A la veille de son entrée en vigueur prévue pour janvier 2014, l’Indemnité pour perte d’emploi (IPE) ne fait toujours pas l’unanimité. Dans le milieu syndical, on s’interroge encore sur le bien-fondé des conditions d’éligibilité, en particulier sur la période d’activité donnant droit aux indemnités. En effet, selon le texte réglementant l’IPE, l’assuré concerné doit justifier d’une période d’assurance au régime de sécurité sociale d’au moins 780 jours pendant les trois années précédant l’arrêt du travail, dont 260 jours durant les douze derniers mois civils. Et c’est justement ces 260 jours qui, selon une source proche du dossier, font défaut à plus de 50% de la population éligible, laquelle est estimée à 30 000 personnes par la Caisse nationale de sécurité sociale (CNSS) sur la base des états déclaratifs annuels.

Cette défaillance s’explique, selon une source syndicale, par la nature des systèmes déclaratifs adoptés par plusieurs secteurs d’activité.

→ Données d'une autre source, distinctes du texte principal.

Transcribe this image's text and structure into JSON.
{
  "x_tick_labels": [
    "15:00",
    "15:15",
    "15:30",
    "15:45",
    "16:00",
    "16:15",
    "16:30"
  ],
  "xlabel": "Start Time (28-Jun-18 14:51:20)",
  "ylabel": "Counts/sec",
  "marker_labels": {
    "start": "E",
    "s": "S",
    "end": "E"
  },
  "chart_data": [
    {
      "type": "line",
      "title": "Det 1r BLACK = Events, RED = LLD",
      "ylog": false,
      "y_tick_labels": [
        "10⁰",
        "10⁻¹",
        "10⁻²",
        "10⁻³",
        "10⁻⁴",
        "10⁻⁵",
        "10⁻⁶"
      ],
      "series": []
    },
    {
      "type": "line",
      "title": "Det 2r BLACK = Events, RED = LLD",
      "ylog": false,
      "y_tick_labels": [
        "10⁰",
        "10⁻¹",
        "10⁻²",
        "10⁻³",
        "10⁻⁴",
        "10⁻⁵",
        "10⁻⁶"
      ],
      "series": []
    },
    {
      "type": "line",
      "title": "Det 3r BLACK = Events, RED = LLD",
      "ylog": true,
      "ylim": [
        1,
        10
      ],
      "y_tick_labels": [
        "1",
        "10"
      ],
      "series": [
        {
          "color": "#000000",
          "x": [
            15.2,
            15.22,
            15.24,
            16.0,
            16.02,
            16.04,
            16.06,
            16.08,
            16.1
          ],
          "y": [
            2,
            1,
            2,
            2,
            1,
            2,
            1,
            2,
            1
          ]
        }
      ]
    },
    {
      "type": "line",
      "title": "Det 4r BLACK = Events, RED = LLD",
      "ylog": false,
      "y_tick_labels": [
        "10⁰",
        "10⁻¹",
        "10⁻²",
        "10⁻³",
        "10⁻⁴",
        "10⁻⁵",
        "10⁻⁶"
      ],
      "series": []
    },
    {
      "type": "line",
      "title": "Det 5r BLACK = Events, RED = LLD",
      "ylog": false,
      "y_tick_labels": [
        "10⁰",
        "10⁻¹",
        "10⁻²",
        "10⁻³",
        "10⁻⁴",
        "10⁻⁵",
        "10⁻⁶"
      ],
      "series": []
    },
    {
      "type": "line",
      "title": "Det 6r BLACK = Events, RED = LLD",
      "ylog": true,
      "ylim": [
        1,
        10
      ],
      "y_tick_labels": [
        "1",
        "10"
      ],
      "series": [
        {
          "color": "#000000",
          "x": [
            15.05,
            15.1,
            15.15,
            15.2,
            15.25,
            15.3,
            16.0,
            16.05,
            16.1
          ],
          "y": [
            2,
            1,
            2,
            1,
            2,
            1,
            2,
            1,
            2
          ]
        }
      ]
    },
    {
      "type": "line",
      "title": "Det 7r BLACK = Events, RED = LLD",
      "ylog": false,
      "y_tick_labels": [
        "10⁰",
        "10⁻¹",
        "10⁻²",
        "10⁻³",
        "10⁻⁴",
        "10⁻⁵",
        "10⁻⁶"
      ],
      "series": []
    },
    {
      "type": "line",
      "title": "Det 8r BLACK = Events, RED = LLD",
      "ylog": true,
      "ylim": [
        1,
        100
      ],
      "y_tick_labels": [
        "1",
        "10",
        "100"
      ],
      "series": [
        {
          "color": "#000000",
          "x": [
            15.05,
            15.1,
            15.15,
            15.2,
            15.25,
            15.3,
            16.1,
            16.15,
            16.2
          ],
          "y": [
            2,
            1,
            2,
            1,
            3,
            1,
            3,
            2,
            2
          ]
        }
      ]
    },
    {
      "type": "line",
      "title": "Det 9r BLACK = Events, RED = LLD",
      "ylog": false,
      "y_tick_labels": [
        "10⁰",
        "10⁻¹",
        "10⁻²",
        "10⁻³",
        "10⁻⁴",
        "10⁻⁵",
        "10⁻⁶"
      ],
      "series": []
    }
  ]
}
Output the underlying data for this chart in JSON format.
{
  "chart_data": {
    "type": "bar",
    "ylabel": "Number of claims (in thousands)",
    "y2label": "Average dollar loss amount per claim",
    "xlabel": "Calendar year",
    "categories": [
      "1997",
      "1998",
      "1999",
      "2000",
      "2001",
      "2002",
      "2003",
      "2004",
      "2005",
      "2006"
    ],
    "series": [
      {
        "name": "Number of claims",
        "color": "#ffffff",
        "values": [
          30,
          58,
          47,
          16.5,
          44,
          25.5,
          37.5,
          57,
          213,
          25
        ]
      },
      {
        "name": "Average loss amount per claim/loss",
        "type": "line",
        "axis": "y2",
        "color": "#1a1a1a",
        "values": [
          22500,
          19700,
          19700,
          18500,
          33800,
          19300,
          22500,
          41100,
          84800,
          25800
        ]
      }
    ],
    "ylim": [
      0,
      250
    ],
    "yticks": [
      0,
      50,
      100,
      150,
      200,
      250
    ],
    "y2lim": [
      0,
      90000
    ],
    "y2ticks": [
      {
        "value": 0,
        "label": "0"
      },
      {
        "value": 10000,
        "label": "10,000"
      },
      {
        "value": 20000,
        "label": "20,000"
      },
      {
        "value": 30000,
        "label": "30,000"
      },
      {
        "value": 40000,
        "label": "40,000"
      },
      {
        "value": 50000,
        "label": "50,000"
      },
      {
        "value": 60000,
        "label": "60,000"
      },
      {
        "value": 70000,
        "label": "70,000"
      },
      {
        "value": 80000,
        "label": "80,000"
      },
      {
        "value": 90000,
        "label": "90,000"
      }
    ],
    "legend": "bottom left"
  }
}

D’après les statistiques 2012 de la CNSS, le nombre moyen des mois déclarés est de 9,1, soit 211 jours déclarés par salarié. Ce qui reste en deçà du nombre de jours, 260 jours ou 10 mois, retenu par le texte. La lecture des statistiques 2012 de la CNSS relatives à la durée déclarée par salarié et par secteur laisse apparaître que sur les dix-sept secteurs d’activité considérés, le salarié n’est régulièrement déclaré pour une période de 10 mois que dans 6 secteurs (les activités extra-territoriales, les activités financières, l’administration publique, les industries extractives, la production et distribution d’électricité, de gaz et d’eau et la santé et l’action sociale)  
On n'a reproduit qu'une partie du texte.